By DoD News
Fancy bikes. Professional golf clubs. Fertilizer. On the surface, these items seem relatively harmless. However, they all contain “dual-use material” such as carbon fiber or explosive chemicals that can be used to build weapons of mass destruction. While the manufacturers of these items have no intention of building WMD or missiles, it is incumbent upon all nations to have processes and procedures in place that allow them to ensure that nefarious actors cannot acquire or use dual-use materials for dangerous purposes.
This is where the Proliferation Security Initiative comes in. This initiative, which started in 2003, is a response to the serious challenge posed by the proliferation of WMD, their delivery systems and related materials worldwide. The PSI builds on efforts by the international community to prevent proliferation of such items, including existing treaties, United Nations Security Council Resolutions and regimes. Jordan is one of 105 countries to endorse the PSI Statement of Interdiction Principles and to participate in the global effort to stop the trafficking of WMD, their delivery systems and related materials.
Eager Lion 2017
PSI endorsers agree to interdict WMD-related materials if they are transited through their territory. From May 9-11, during Exercise Eager Lion 2017, the United States and Jordan participated in a capacity-building workshop to discuss interdiction principles and the goals of interdiction.
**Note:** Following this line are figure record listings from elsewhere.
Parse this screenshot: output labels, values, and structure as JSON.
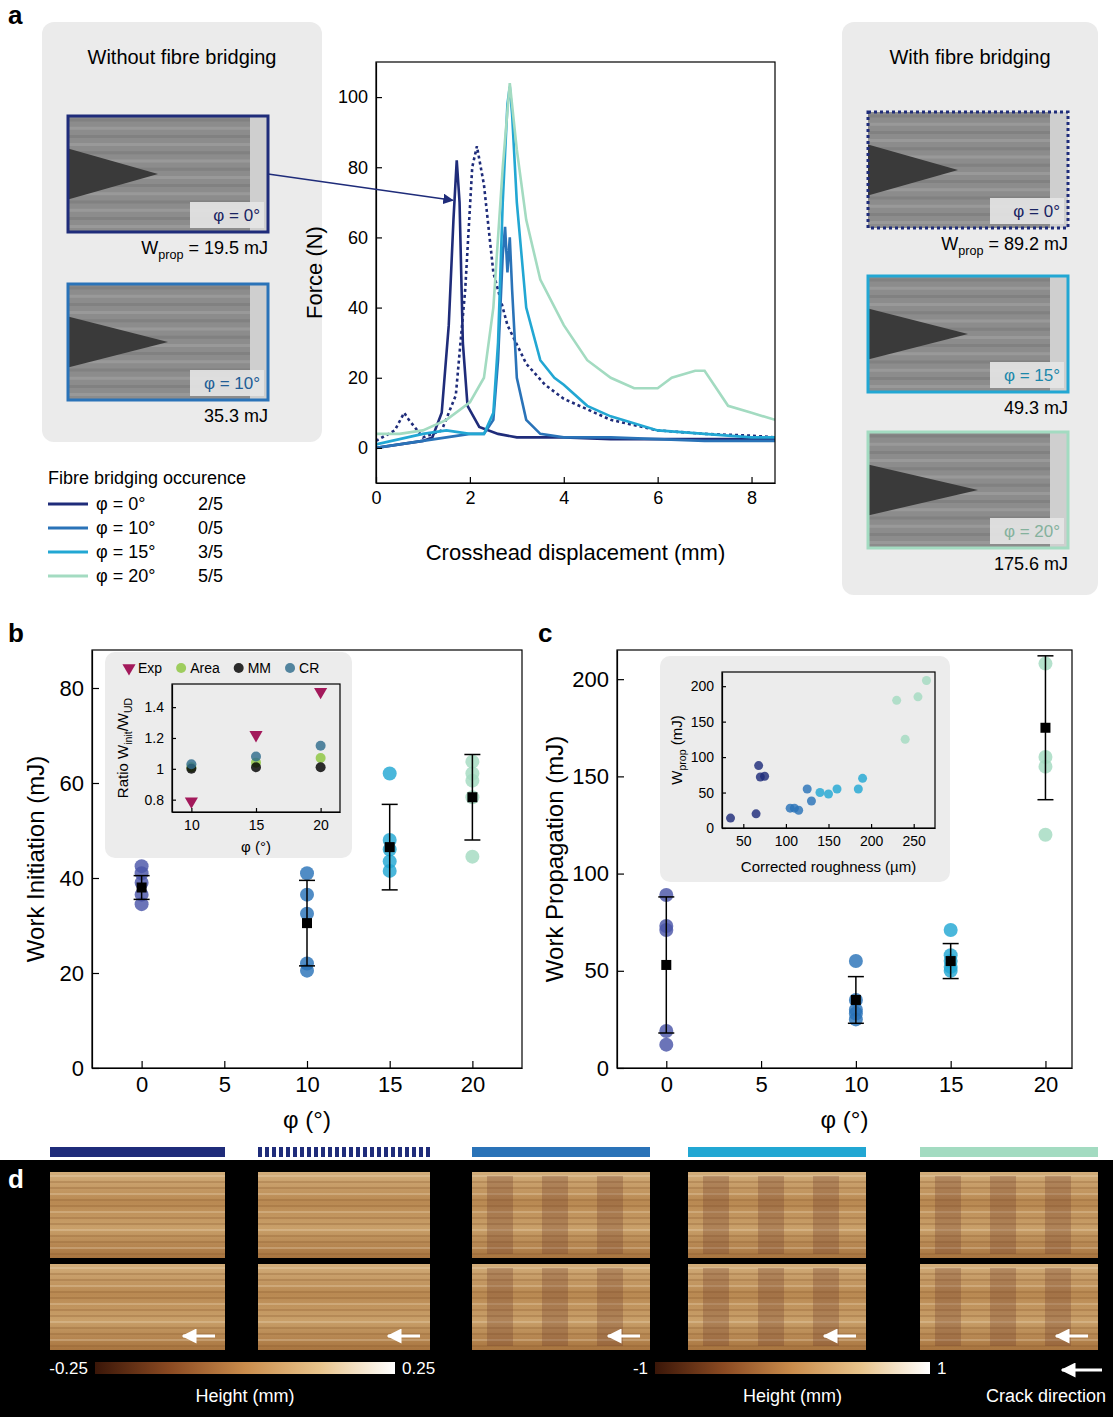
{
  "chart_data": [
    {
      "type": "line",
      "panel_label": "a",
      "xlabel": "Crosshead displacement (mm)",
      "ylabel": "Force (N)",
      "xlim": [
        0,
        8.5
      ],
      "ylim": [
        -10,
        110
      ],
      "xticks": [
        0,
        2,
        4,
        6,
        8
      ],
      "yticks": [
        0,
        20,
        40,
        60,
        80,
        100
      ],
      "legend_title": "Fibre bridging occurence",
      "legend": "bottom-left",
      "series": [
        {
          "name": "φ = 0°",
          "occurrence": "2/5",
          "color": "#1f2c7a",
          "line_style": "solid",
          "x": [
            0,
            0.5,
            1.0,
            1.2,
            1.4,
            1.55,
            1.65,
            1.72,
            1.78,
            1.85,
            1.95,
            2.2,
            2.6,
            3,
            4,
            5,
            6,
            7,
            8,
            8.5
          ],
          "values": [
            0,
            1,
            2,
            3,
            10,
            35,
            65,
            82,
            70,
            30,
            12,
            6,
            4,
            3,
            3,
            2.5,
            2.5,
            2.5,
            2.5,
            2.5
          ]
        },
        {
          "color": "#1f2c7a",
          "line_style": "dotted",
          "x": [
            0,
            0.4,
            0.6,
            0.7,
            1.0,
            1.4,
            1.7,
            1.9,
            2.05,
            2.15,
            2.3,
            2.5,
            2.8,
            3.2,
            3.6,
            4,
            5,
            6,
            7,
            8,
            8.5
          ],
          "values": [
            2,
            5,
            10,
            8,
            3,
            5,
            15,
            45,
            80,
            86,
            75,
            50,
            35,
            24,
            18,
            14,
            8,
            5,
            4,
            3.5,
            3
          ]
        },
        {
          "name": "φ = 10°",
          "occurrence": "0/5",
          "color": "#2a73b8",
          "line_style": "solid",
          "x": [
            0,
            1,
            1.5,
            2,
            2.3,
            2.5,
            2.6,
            2.7,
            2.75,
            2.8,
            2.85,
            2.9,
            3.0,
            3.2,
            3.5,
            4,
            5,
            6,
            7,
            8,
            8.5
          ],
          "values": [
            0,
            2,
            3,
            4,
            4,
            8,
            25,
            55,
            63,
            50,
            60,
            45,
            20,
            8,
            4,
            3,
            3,
            2.5,
            2,
            2,
            2
          ]
        },
        {
          "name": "φ = 15°",
          "occurrence": "3/5",
          "color": "#22a7d3",
          "line_style": "solid",
          "x": [
            0,
            1,
            1.5,
            2,
            2.3,
            2.5,
            2.6,
            2.7,
            2.8,
            2.85,
            2.9,
            3.0,
            3.2,
            3.5,
            3.8,
            4,
            4.5,
            5,
            6,
            7,
            8,
            8.5
          ],
          "values": [
            1,
            4,
            5,
            4,
            4,
            10,
            30,
            70,
            98,
            103,
            95,
            70,
            40,
            25,
            20,
            18,
            12,
            9,
            5,
            4,
            3,
            3
          ]
        },
        {
          "name": "φ = 20°",
          "occurrence": "5/5",
          "color": "#a3dbc1",
          "line_style": "solid",
          "x": [
            0,
            0.5,
            1,
            1.5,
            2,
            2.3,
            2.5,
            2.7,
            2.85,
            3.0,
            3.2,
            3.5,
            4,
            4.5,
            5,
            5.5,
            6,
            6.3,
            6.8,
            7,
            7.2,
            7.5,
            8,
            8.5
          ],
          "values": [
            4,
            4,
            5,
            8,
            13,
            20,
            40,
            80,
            104,
            85,
            65,
            48,
            35,
            25,
            20,
            17,
            17,
            20,
            22,
            22,
            18,
            12,
            10,
            8
          ]
        }
      ]
    },
    {
      "type": "scatter",
      "panel_label": "b",
      "xlabel": "φ (°)",
      "ylabel": "Work Initiation (mJ)",
      "xlim": [
        -3,
        23
      ],
      "ylim": [
        0,
        88
      ],
      "xticks": [
        0,
        5,
        10,
        15,
        20
      ],
      "yticks": [
        0,
        20,
        40,
        60,
        80
      ],
      "series": [
        {
          "color": "#4a55a8",
          "marker": "circle",
          "x": [
            0,
            0,
            0,
            0,
            0
          ],
          "values": [
            34.5,
            36.5,
            39,
            41,
            42.5
          ]
        },
        {
          "color": "#2a73b8",
          "marker": "circle",
          "x": [
            10,
            10,
            10,
            10,
            10
          ],
          "values": [
            20.5,
            22,
            32.5,
            36.5,
            41
          ]
        },
        {
          "color": "#22a7d3",
          "marker": "circle",
          "x": [
            15,
            15,
            15,
            15,
            15
          ],
          "values": [
            41.5,
            43.5,
            46,
            48,
            62
          ]
        },
        {
          "color": "#a3dbc1",
          "marker": "circle",
          "x": [
            20,
            20,
            20,
            20,
            20
          ],
          "values": [
            44.5,
            57,
            60.5,
            62,
            64.5
          ]
        },
        {
          "color": "#000000",
          "marker": "square",
          "x": [
            0,
            10,
            15,
            20
          ],
          "values": [
            38,
            30.5,
            46.5,
            57
          ],
          "error": [
            2.5,
            9,
            9,
            9
          ]
        }
      ]
    },
    {
      "type": "scatter",
      "xlabel": "φ (°)",
      "ylabel": [
        "Ratio W",
        "init",
        "/W",
        "UD"
      ],
      "xlim": [
        8.5,
        21.5
      ],
      "ylim": [
        0.72,
        1.55
      ],
      "xticks": [
        10,
        15,
        20
      ],
      "yticks": [
        0.8,
        1,
        1.2,
        1.4
      ],
      "legend": "top",
      "series": [
        {
          "name": "Exp",
          "color": "#a3195b",
          "marker": "triangle-down",
          "x": [
            10,
            15,
            20
          ],
          "values": [
            0.79,
            1.22,
            1.5
          ]
        },
        {
          "name": "Area",
          "color": "#8cc63e",
          "marker": "circle",
          "x": [
            10,
            15,
            20
          ],
          "values": [
            1.01,
            1.04,
            1.07
          ]
        },
        {
          "name": "MM",
          "color": "#000000",
          "marker": "circle",
          "x": [
            10,
            15,
            20
          ],
          "values": [
            1.0,
            1.01,
            1.01
          ]
        },
        {
          "name": "CR",
          "color": "#2f6d8c",
          "marker": "circle",
          "x": [
            10,
            15,
            20
          ],
          "values": [
            1.03,
            1.08,
            1.15
          ]
        }
      ]
    },
    {
      "type": "scatter",
      "panel_label": "c",
      "xlabel": "φ (°)",
      "ylabel": "Work Propagation (mJ)",
      "xlim": [
        -2.6,
        21.4
      ],
      "ylim": [
        0,
        215
      ],
      "xticks": [
        0,
        5,
        10,
        15,
        20
      ],
      "yticks": [
        0,
        50,
        100,
        150,
        200
      ],
      "series": [
        {
          "color": "#4a55a8",
          "marker": "circle",
          "x": [
            0,
            0,
            0,
            0,
            0
          ],
          "values": [
            12,
            19,
            71,
            73,
            89
          ]
        },
        {
          "color": "#2a73b8",
          "marker": "circle",
          "x": [
            10,
            10,
            10,
            10,
            10
          ],
          "values": [
            25,
            28,
            30,
            35,
            55
          ]
        },
        {
          "color": "#22a7d3",
          "marker": "circle",
          "x": [
            15,
            15,
            15,
            15,
            15
          ],
          "values": [
            50,
            52,
            55,
            58,
            71
          ]
        },
        {
          "color": "#a3dbc1",
          "marker": "circle",
          "x": [
            20,
            20,
            20,
            20
          ],
          "values": [
            120,
            155,
            160,
            208
          ]
        },
        {
          "color": "#000000",
          "marker": "square",
          "x": [
            0,
            10,
            15,
            20
          ],
          "values": [
            53,
            35,
            55,
            175
          ],
          "error": [
            35,
            12,
            9,
            37
          ]
        }
      ]
    },
    {
      "type": "scatter",
      "xlabel": "Corrected roughness (µm)",
      "ylabel": [
        "W",
        "prop",
        " (mJ)"
      ],
      "xlim": [
        25,
        275
      ],
      "ylim": [
        0,
        220
      ],
      "xticks": [
        50,
        100,
        150,
        200,
        250
      ],
      "yticks": [
        0,
        50,
        100,
        150,
        200
      ],
      "series": [
        {
          "color": "#1f2c7a",
          "marker": "circle",
          "x": [
            35,
            65,
            68,
            70,
            75
          ],
          "values": [
            14,
            20,
            88,
            72,
            73
          ]
        },
        {
          "color": "#2a73b8",
          "marker": "circle",
          "x": [
            105,
            110,
            115,
            125,
            130
          ],
          "values": [
            28,
            28,
            25,
            55,
            38
          ]
        },
        {
          "color": "#22a7d3",
          "marker": "circle",
          "x": [
            140,
            150,
            160,
            185,
            190
          ],
          "values": [
            50,
            48,
            55,
            55,
            70
          ]
        },
        {
          "color": "#a3dbc1",
          "marker": "circle",
          "x": [
            230,
            240,
            255,
            265
          ],
          "values": [
            180,
            125,
            185,
            208
          ]
        }
      ]
    }
  ],
  "image_panels": [
    {
      "title": "Without fibre bridging",
      "images": [
        {
          "angle": "φ = 0°",
          "color": "#1f2c7a",
          "line_style": "solid",
          "work_label": [
            "W",
            "prop",
            " = 19.5 mJ"
          ]
        },
        {
          "angle": "φ = 10°",
          "color": "#2a73b8",
          "line_style": "solid",
          "work_label": [
            "35.3 mJ"
          ]
        }
      ]
    },
    {
      "title": "With fibre bridging",
      "images": [
        {
          "angle": "φ = 0°",
          "color": "#1f2c7a",
          "line_style": "dotted",
          "work_label": [
            "W",
            "prop",
            " = 89.2 mJ"
          ]
        },
        {
          "angle": "φ = 15°",
          "color": "#22a7d3",
          "line_style": "solid",
          "work_label": [
            "49.3 mJ"
          ]
        },
        {
          "angle": "φ = 20°",
          "color": "#a3dbc1",
          "line_style": "solid",
          "work_label": [
            "175.6 mJ"
          ]
        }
      ]
    }
  ],
  "surface_panel": {
    "panel_label": "d",
    "columns": [
      {
        "color": "#1f2c7a",
        "line_style": "solid"
      },
      {
        "color": "#1f2c7a",
        "line_style": "dashed"
      },
      {
        "color": "#2a73b8",
        "line_style": "solid"
      },
      {
        "color": "#22a7d3",
        "line_style": "solid"
      },
      {
        "color": "#a3dbc1",
        "line_style": "solid"
      }
    ],
    "colorbars": [
      {
        "label": "Height (mm)",
        "range": [
          -0.25,
          0.25
        ],
        "ticks": [
          -0.25,
          0.25
        ]
      },
      {
        "label": "Height (mm)",
        "range": [
          -1,
          1
        ],
        "ticks": [
          -1,
          1
        ]
      }
    ],
    "arrow_label": "Crack direction"
  }
}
The tabletop discussion also covered a framework for strengthening counterproliferation capabilities and the ability to provide a more flexible approach to stopping WMD proliferation to meet today’s evolving threat environment.
“Jordan has been a leader in preparing to mitigate today’s threats stemming from chemical, biological, radiological, and nuclear weapons, and ensuring that they are postured to protect their citizens and the broader region,” said Andrea Yaffe, director of transnational threats from the U.S. Office of the Secretary of Defense. “Our work together these last few days through the PSI was intended to help them develop another national security tool – ensuring that their government is prepared to prevent the proliferation of WMD-related materials through their territory, even if there is not an imminent threat to Jordan.”
The objectives for the PSI Workshop were to:
- Examine national and international legal authorities available during interdiction opportunities;
- Identify opportunities to strengthen national legal authorities;
- Exercise whole-of-government decision-making under compressed timelines;
- Discuss challenges in preventing WMD proliferation when only limited and/or ambiguous information is available;
- Demonstrate the benefits of cooperation with partners in support of the PSI Statement of Interdiction Principles; and
- Consider Jordan’s role in implementing relevant U.N. Security Council Resolutions.
Activities like this strengthen interoperability among PSI endorsing nations and can impart useful skills and experience relevant to interdiction, officials said.
The initiative heightened awareness of proliferation threats, making the proliferation of WMD increasingly difficult, they noted, adding that the intent of these PSI engagements is to increase traffickers’ operational costs and the risks associated with trafficking prohibited items. These engagements also help to improve the interdiction capacity of, and cooperation among, PSI endorsers, they said.
First U.S.-Jordanian PDI Engagement
Jordan has participated in multilateral PSI engagements in the region in the past, but this was the first bilateral U.S.-Jordan PSI engagement. Both countries recognized the continued and evolving threats from the proliferation of WMD and related materials, and committed to remain postured to interdict dangerous materials if opportunities arise.
“We are stronger when we confront these threats together, and the PSI is an important example of that cooperation,” said Brig. Gen. Amjad B. Al Rudaini, chief of planning and defense requirements for the Jordanian armed forces.